Encore faut-il transformer ces atouts en un résultat séducteur et attractif, il ne suffit en effet pas d’avoir les ingrédients de la meilleure qualité pour réussir une cuisine gastronomique. C’est là qu’intervient le savoir-faire, lequel devrait alors idéalement s’allier avec le faire-savoir pour déboucher sur une œuvre indiscutable et reconnue. Appearance Of Nothing possède indéniablement ce savoir-faire et l’inspiration qui le magnifie, et ce « All gods are gone » se place tout simplement dans le lot supérieur des productions de métal progressif, bien au dessus de la mêlée, ce qui permet au groupe de s’asseoir aujourd’hui sans complexe à la table des grands, aux côtés des Symphony X, Dream Theater, Vanden Plas et autres Redemption.

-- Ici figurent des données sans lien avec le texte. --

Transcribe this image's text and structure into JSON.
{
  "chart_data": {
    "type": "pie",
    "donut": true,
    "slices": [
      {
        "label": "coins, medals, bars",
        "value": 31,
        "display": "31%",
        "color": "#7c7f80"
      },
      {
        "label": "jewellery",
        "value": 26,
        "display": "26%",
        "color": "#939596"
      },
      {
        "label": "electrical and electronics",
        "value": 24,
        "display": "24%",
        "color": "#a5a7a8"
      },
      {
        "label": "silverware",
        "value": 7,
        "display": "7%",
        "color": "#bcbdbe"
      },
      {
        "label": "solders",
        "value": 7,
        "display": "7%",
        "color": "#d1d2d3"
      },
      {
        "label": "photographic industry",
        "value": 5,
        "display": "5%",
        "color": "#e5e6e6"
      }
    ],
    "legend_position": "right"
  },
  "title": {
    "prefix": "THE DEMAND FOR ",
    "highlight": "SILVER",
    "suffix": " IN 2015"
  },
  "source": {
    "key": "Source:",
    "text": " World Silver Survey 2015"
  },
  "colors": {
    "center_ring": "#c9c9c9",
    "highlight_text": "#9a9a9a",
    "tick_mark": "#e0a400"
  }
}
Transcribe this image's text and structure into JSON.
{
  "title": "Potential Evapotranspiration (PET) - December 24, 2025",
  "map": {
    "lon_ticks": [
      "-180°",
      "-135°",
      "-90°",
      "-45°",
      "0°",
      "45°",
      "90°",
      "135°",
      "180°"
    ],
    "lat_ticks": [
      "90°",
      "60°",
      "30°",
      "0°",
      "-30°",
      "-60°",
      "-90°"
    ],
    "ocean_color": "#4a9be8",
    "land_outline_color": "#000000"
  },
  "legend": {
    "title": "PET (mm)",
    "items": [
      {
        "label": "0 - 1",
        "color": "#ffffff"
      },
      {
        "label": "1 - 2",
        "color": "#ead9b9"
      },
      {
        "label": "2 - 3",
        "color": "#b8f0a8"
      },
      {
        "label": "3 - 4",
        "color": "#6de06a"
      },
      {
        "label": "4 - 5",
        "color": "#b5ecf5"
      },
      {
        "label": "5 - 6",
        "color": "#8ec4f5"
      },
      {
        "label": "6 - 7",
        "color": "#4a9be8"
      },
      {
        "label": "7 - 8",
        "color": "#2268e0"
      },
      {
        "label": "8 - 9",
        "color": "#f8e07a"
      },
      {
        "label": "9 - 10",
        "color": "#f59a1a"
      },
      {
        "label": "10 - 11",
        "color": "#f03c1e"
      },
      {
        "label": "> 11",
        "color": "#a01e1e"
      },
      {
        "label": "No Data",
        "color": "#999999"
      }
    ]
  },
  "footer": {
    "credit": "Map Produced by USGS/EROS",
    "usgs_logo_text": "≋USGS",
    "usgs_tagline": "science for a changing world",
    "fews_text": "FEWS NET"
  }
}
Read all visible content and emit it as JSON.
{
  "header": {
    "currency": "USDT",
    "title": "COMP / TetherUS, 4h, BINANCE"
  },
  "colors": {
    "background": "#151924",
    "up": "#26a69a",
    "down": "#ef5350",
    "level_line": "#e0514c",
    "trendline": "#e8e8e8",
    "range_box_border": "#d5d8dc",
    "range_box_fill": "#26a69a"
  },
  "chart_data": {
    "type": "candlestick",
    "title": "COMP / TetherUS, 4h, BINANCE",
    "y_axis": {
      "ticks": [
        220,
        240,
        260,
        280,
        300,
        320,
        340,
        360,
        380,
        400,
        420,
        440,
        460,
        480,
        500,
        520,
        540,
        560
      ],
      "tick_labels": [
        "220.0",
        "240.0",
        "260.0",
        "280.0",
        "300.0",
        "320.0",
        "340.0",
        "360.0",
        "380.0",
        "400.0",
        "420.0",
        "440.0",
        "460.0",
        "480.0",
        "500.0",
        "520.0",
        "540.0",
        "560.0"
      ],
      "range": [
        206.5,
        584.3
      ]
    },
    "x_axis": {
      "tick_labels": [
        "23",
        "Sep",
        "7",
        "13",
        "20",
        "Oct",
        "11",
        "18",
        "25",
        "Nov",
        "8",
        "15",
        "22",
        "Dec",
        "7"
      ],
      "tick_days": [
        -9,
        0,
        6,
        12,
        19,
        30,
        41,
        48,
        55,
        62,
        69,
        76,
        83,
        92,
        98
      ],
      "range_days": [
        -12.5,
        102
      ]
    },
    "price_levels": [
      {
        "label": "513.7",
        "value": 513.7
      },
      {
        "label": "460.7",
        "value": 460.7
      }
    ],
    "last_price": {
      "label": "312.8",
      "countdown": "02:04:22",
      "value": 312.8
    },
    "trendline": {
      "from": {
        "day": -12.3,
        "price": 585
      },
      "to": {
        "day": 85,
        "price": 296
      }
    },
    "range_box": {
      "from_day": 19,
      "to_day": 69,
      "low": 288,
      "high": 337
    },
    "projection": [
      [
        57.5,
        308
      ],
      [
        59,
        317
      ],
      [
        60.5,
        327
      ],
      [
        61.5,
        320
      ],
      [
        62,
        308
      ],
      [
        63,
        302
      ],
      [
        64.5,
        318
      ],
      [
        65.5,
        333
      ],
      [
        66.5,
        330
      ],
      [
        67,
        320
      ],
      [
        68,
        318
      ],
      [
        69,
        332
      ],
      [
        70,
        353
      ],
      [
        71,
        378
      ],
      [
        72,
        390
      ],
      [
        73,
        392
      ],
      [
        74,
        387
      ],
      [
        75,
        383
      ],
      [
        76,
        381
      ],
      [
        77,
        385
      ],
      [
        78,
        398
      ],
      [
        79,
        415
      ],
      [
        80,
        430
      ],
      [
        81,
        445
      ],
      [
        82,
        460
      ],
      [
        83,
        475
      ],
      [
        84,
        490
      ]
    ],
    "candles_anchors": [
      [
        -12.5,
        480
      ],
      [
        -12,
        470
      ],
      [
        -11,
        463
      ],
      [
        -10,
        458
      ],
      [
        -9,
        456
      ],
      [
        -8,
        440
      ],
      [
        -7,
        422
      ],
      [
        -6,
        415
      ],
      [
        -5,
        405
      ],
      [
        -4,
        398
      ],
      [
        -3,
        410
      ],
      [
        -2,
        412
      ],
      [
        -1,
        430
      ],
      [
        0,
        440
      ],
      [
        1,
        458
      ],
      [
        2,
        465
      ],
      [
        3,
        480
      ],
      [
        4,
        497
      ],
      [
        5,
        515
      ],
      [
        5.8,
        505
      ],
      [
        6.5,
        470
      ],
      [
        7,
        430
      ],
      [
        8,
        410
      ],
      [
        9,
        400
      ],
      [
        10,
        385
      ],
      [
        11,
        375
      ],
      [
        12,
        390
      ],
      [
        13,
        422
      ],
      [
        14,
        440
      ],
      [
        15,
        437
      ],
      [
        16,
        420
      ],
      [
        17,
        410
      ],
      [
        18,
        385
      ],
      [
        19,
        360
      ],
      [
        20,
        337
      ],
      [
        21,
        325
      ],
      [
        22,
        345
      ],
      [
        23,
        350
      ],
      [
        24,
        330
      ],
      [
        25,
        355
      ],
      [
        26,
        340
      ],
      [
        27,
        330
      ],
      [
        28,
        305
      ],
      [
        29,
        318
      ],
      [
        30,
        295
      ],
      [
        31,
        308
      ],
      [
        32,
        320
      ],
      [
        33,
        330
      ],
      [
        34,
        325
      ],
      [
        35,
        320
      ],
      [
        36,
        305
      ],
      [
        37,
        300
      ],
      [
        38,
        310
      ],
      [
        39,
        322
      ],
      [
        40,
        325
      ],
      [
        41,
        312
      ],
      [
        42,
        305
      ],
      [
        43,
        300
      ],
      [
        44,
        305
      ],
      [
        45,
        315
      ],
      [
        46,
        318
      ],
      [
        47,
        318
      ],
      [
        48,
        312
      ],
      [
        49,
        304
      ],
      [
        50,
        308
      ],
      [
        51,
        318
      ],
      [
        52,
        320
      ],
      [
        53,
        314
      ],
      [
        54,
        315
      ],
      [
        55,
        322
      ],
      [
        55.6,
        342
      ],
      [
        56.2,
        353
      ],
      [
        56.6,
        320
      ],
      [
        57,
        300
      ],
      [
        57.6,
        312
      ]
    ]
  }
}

Il est difficile de mettre en exergue dans cet album un morceau ou l’autre tant y est constante la qualité, tant y est permanente l’inspiration, tant y est dense la richesse musicale. Il y a de l’énergie à revendre, de l’ampleur, de la finesse, une dynamique qui évite la lourdeur, des enchaînements divins, une cohésion irréprochable au service de compositions fortes. « The mirror’s eyes » débute de façon athlétique, mais vous y trouvez vite des variations de tons et d’intensité qui imposent leurs emprises, ainsi que la force de l’alternance vocale entre les deux chanteurs, fer de lance et véritable marque de fabrique du groupe, responsable en grande partie du fait que notre attention et notre plaisir à l’écoute de cet album ne baissent jamais la garde. Ajoutez-y le chant grunt de Swäno, qui intervient dès le 1er titre et ensuite régulièrement tout au long du disque, plus celui de Graves, et vous comprendrez que Lukassen et son Star One ont probablement hérité d’un réel sujet de préoccupation concurrentielle. D’autant que les mélodies s’incrustent durablement dans vos cellules mémorielles comme l’atteste par exemple « Sweet enemy », structuré en une progression irrésistible qui dure 9 minutes.
Supportant ces prouesses vocales sans aucun effort apparent, les autres musiciens de Appearance Of Nothing s’en donnent à cœur joie et multiplient les moments de bonheur instrumental à tous vents, procurant un vrai régal dans les rythmes comme dans les soli de claviers ou de guitares, le tout emmené avec brio, talent et virtuosité. « 2nd God » contient un très bon solo de claviers d’obédience seventies qui s’insère parfaitement dans ce prog métal juteux et goutu, qui se trouve quelque peu bousculé plus loin par une intro intégrant de la techno dans « The call of Eve », et pourtant ça marche avec bonheur, même avec moi qui n’aime pas la techno ni le rap – mais qui respecte ces choix musicaux pour ceux qui les pratiquent.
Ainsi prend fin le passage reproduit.